Over the years, I have no idea how many times I have told the story of the first farm I ever visited, the first farmer I interviewed — Mr. Ray Young. I do know it was part of a storytelling session I did a couple of years ago.
That first visit was decades ago and although I had been back several times, it seemed that it had been far too long since I had visited Wisner, Louisiana. Luckily Mr. Ray (that’s what everyone calls him) and his wife Mrs. Dorothy were able to get me on their calendars! Mr. Ray turns 90 later this month, but that hasn’t slowed them down much. They were still doing a lot in their community and of course at home. They are also some of the sweetest people on the planet.
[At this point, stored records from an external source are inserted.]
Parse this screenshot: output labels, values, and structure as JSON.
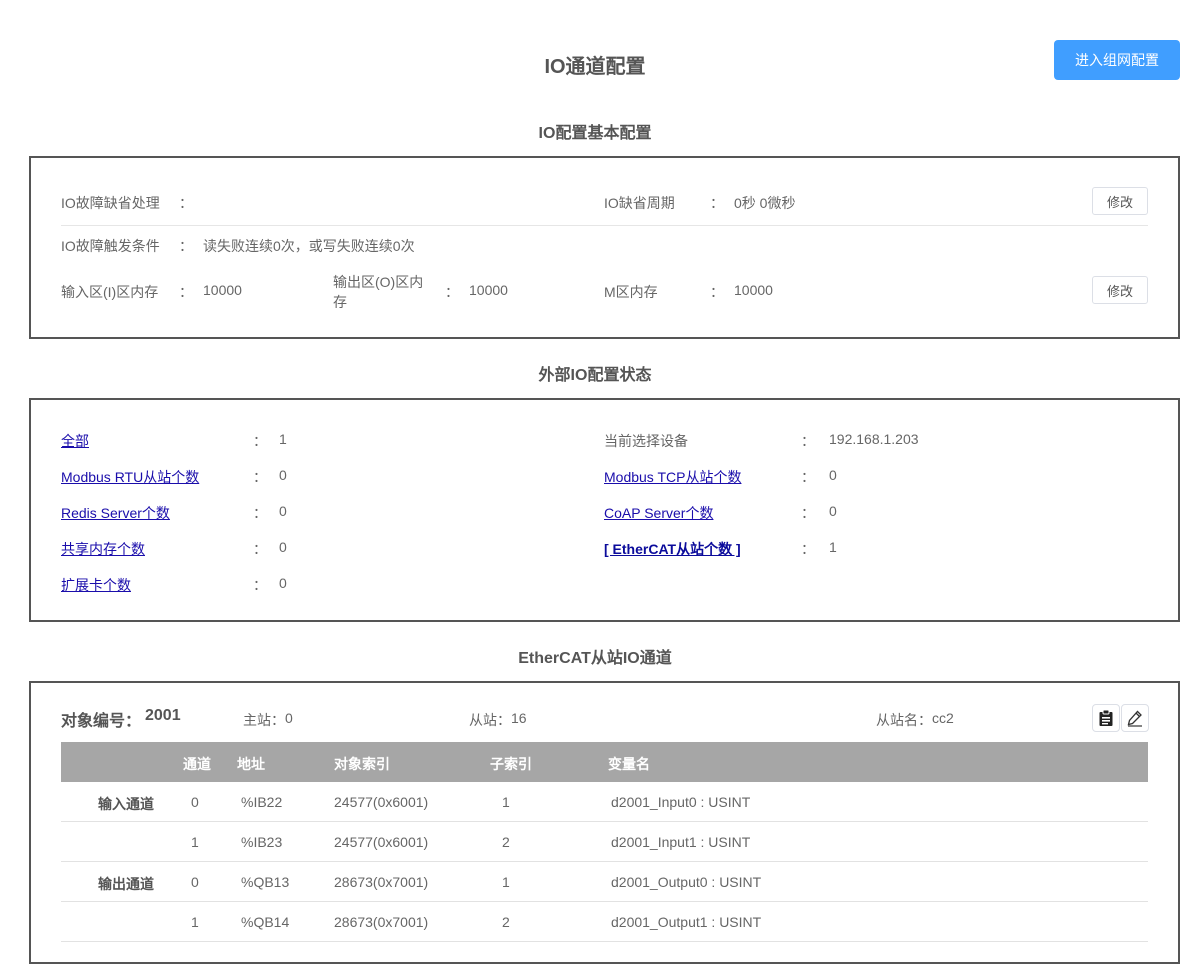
{
  "header": {
    "title": "IO通道配置",
    "network_button": "进入组网配置"
  },
  "basic": {
    "section_title": "IO配置基本配置",
    "fault_default_label": "IO故障缺省处理",
    "fault_default_value": "",
    "default_period_label": "IO缺省周期",
    "default_period_value": "0秒 0微秒",
    "fault_trigger_label": "IO故障触发条件",
    "fault_trigger_value": "读失败连续0次，或写失败连续0次",
    "input_mem_label": "输入区(I)区内存",
    "input_mem_value": "10000",
    "output_mem_label_1": "输出区(O)区内",
    "output_mem_label_2": "存",
    "output_mem_value": "10000",
    "m_mem_label": "M区内存",
    "m_mem_value": "10000",
    "colon": "：",
    "modify_label": "修改"
  },
  "external": {
    "section_title": "外部IO配置状态",
    "colon": "：",
    "left_items": [
      {
        "label": "全部",
        "value": "1"
      },
      {
        "label": "Modbus RTU从站个数",
        "value": "0"
      },
      {
        "label": "Redis Server个数",
        "value": "0"
      },
      {
        "label": "共享内存个数",
        "value": "0"
      },
      {
        "label": "扩展卡个数",
        "value": "0"
      }
    ],
    "current_device_label": "当前选择设备",
    "current_device_value": "192.168.1.203",
    "right_items": [
      {
        "label": "Modbus TCP从站个数",
        "value": "0"
      },
      {
        "label": "CoAP Server个数",
        "value": "0"
      },
      {
        "label": "[ EtherCAT从站个数 ]",
        "value": "1"
      }
    ]
  },
  "ethercat": {
    "section_title": "EtherCAT从站IO通道",
    "object_no_label": "对象编号：",
    "object_no_value": "2001",
    "master_label": "主站：",
    "master_value": "0",
    "slave_label": "从站：",
    "slave_value": "16",
    "slave_name_label": "从站名：",
    "slave_name_value": "cc2",
    "columns": [
      "通道",
      "地址",
      "对象索引",
      "子索引",
      "变量名"
    ],
    "rows": [
      {
        "group": "输入通道",
        "channel": "0",
        "address": "%IB22",
        "object_index": "24577(0x6001)",
        "sub_index": "1",
        "var_name": "d2001_Input0 : USINT"
      },
      {
        "group": "",
        "channel": "1",
        "address": "%IB23",
        "object_index": "24577(0x6001)",
        "sub_index": "2",
        "var_name": "d2001_Input1 : USINT"
      },
      {
        "group": "输出通道",
        "channel": "0",
        "address": "%QB13",
        "object_index": "28673(0x7001)",
        "sub_index": "1",
        "var_name": "d2001_Output0 : USINT"
      },
      {
        "group": "",
        "channel": "1",
        "address": "%QB14",
        "object_index": "28673(0x7001)",
        "sub_index": "2",
        "var_name": "d2001_Output1 : USINT"
      }
    ]
  }
}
As I do some of the farm visits, I am finding local restaurants and stores that I may highlight, but the Youngs cook so well we stayed in! In fact, when I arrived, they had tenderloin & blackeyed peas and cornbread cooking but were waiting for me to get there to fry up the green tomatoes (in cottonseed oil of course!) Have mercy it was a great meal!
The next morning, after we did the podcast recording, we hopped in his truck and went out to see the farm. He shared some of the stories on how he came to buy a farm here and there over the years as well as the reason he stopped plowing in the spring, planting his cotton directly into a seedbed he’d make in the fall. It is one of several conservation tillage practices farmers choose from now, but in the 1980s and early 90s, Mr. Ray was pioneering the practice. In the decades since, he’s not only been able to plant crops more timely but has been able to build organic matter and soil health significantly.
We don’t talk about food much while we’re in the field, but his love of the land is similar to what I’ve seen on hundreds if not thousands of farms over the years…. and that impacts our food in massive ways!
He points out the quick changes in soils in northeastern Louisiana, how his focus on building soils has improved the farms he and his son Jesse work and more. The excitement he shows for improved organic matter in soils shows a career well spent and a passion that continues as he turns 90 this month!